DID THE GOVERNMENT INVENT THE INTERNET?

Americans have heard in the past that Al Gore invented the Internet. It is amazing how the  “know it all” Gore takes credit for this.  The following viewpoint will give you an insight to consider.

The Government in America is becoming massive and that is in direct violation of the checks and balances that were to be upon the Government according to the Constitution.

Invented the Internet
by Kerby Anderson

Who invented the Internet? If you ask this question, you are likely to get lots of different answers. The humorous answer is that Al Gore invented the Internet. He did coin the term “the information superhighway” in a speech. Later in a CNN interview, he stated, “During my service in the United States Congress, I took the initiative in creating the Internet.” But no, Al Gore didn’t invent the Internet.
Actually, no one person invented the Internet. If you look at its history, you will find various names associated with the development of a global network that came to be called the world-wide web. But many people assume the Internet was built by the government, especially since various politicians point to it as an example of the importance of government funding and research.
Media executive Gordon Crovitz took the time in the recent editorial to refute “the urban legend that the government launched the Internet. The myth is that the Pentagon created the Internet to keep its communications lines up even in a nuclear strike.”1
The idea of the Internet may have started with Vannevar Bush. He was the presidential adviser during World War II who oversaw the development of radar and the Manhattan Project.
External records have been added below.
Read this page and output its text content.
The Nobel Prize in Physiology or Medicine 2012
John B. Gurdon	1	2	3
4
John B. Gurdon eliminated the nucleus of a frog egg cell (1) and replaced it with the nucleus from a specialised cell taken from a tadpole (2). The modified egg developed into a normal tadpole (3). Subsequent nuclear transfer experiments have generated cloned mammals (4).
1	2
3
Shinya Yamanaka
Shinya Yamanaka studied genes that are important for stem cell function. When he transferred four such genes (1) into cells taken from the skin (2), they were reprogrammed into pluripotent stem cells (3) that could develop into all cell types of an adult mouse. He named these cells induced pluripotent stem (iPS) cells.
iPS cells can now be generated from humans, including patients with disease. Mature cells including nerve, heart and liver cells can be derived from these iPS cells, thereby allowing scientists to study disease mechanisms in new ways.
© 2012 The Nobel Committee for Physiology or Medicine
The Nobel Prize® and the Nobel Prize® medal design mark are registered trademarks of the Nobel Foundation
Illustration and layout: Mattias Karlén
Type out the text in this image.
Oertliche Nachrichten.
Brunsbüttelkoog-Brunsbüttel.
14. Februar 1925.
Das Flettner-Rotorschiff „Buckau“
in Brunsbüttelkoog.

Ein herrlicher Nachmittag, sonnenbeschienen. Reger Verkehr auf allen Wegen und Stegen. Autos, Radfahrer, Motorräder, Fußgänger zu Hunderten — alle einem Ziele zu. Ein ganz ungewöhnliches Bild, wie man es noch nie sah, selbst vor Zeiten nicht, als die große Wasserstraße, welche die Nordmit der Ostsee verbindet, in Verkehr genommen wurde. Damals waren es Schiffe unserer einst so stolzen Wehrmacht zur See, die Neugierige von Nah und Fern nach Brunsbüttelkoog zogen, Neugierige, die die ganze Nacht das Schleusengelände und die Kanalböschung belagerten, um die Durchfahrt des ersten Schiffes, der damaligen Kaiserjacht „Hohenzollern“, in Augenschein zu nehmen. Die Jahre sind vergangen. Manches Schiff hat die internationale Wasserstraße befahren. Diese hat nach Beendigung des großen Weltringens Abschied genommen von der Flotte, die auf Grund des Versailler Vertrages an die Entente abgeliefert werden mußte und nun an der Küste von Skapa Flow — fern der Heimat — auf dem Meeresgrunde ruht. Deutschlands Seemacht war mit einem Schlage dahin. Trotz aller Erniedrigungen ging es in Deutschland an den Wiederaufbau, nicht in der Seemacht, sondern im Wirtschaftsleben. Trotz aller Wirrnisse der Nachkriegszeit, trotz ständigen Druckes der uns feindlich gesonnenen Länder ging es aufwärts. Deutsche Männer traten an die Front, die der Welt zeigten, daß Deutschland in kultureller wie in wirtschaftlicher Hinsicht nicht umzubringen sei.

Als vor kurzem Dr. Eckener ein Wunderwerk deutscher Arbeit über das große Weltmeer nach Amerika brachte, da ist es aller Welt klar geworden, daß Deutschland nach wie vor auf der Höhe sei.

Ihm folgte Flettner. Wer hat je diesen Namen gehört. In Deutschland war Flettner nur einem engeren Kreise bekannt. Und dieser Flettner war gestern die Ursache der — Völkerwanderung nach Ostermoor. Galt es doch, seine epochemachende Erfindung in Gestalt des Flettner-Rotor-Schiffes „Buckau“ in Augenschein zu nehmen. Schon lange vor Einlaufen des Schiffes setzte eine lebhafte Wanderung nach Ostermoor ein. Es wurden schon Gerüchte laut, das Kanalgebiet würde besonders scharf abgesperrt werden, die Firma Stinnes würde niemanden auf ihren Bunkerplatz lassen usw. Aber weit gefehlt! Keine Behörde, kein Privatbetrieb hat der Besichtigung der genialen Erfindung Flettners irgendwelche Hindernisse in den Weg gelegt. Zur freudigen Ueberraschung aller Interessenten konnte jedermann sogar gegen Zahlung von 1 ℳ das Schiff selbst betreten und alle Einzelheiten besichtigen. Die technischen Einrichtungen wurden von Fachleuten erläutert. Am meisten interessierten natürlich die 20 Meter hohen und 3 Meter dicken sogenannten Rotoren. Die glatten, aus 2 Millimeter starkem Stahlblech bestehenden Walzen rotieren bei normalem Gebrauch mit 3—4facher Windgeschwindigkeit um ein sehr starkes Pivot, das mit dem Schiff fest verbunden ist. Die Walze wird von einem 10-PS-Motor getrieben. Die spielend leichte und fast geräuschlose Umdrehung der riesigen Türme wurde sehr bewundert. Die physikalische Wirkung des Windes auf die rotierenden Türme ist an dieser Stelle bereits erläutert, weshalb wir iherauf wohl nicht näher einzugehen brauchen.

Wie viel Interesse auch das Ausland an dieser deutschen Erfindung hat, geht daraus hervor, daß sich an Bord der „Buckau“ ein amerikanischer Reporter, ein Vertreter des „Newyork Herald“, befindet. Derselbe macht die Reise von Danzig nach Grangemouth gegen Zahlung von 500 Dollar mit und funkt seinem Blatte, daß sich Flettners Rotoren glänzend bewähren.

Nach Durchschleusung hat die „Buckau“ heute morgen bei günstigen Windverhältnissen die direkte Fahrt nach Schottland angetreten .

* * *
He proposed that we build a “memex” through which “wholly new forms of encyclopedias will appear, ready made with a mesh of associative trails running through them, ready to be dropped into the memex and there amplified.”
In the 1960s, technologists began to connect separate physical communications into a global network. Yes, the federal government was involved, but in a modest way and it wasn’t to maintain communications during a nuclear strike. People like computer scientist Vinton Cerf came along and developed the protocols necessary for the various networks to communicate with each other. In fact, many of the top researchers realized they couldn’t wait for the government to connect different networks. They did it themselves.
The true history of the Internet is not one of government planning and funding, but one of private actions and innovation. I’m Kerby Anderson, and that’s my point of view.